Every backup file gets a unique name automatically. Simple and effective.

wc: Counting Things

wc -l file.txt     # Count lines
wc -w file.txt     # Count words
wc -c file.txt     # Count bytes
wc -m file.txt     # Count characters

# Practical: count lines in script output
ls | wc -l         # How many files are here?
cat /etc/passwd | wc -l   # How many user accounts?

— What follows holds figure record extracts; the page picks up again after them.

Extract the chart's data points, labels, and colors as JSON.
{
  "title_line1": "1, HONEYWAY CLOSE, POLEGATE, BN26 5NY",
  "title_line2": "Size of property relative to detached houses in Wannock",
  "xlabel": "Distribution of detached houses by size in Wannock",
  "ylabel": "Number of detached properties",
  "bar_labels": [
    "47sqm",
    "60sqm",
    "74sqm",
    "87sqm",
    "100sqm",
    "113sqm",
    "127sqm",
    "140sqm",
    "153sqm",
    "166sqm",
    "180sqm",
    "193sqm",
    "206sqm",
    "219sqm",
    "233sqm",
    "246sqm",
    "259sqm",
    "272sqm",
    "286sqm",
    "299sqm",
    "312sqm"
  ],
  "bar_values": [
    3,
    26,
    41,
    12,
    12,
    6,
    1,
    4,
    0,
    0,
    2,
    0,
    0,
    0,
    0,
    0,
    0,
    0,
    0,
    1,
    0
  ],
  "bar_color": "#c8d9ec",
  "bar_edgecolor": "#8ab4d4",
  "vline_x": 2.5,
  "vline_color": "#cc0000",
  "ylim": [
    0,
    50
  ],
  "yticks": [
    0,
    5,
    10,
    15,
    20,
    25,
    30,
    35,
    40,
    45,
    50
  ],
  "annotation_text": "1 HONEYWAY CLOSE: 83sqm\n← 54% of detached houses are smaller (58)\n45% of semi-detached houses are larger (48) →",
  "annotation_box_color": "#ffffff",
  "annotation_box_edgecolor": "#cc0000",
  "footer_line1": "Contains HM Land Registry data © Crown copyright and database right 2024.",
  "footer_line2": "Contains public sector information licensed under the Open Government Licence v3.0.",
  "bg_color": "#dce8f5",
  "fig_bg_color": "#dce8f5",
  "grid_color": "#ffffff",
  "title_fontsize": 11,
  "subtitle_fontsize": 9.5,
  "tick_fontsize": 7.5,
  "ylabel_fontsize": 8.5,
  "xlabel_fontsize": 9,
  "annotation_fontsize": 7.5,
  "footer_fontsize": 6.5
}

curl and jq: HTTP and JSON on the Command Line

curl is the command-line HTTP client, and jq is the command-line JSON processor. Together, they let you interact with APIs directly from your scripts:

# Basic HTTP GET
curl https://api.example.com/data

# POST with JSON body
curl -X POST \
     -H "Content-Type: application/json" \
     -d '{"key": "value"}' \
     https://api.example.com/endpoint

# Follow redirects, save to file
curl -L -o output.html https://example.com

# Download with progress bar
curl -# -O https://example.com/largefile.zip

# With authentication
curl -u username:password https://api.example.com/protected

# Check if URL is reachable (silent, just exit code)
curl -s -f https://api.example.com/health > /dev/null

jq for processing JSON:

# Pretty-print JSON
curl https://api.example.com/data | jq '.'

# Extract a field
curl https://api.example.com/user/1 | jq '.name'

# Filter an array
curl https://api.example.com/users | jq '.[] | select(.active == true) | .email'

# Create a new JSON object
jq -n '{name: "Alice", age: 30}'

# Use in a script
name=$(curl -s https://api.example.com/user/1 | jq -r '.name')
echo "User: $name"

The -r flag in jq outputs "raw" strings without JSON quotes — essential when you're using jq output in shell variables. Without it, your variable ends up with literal quote characters in it, which causes all kinds of subtle breakage downstream.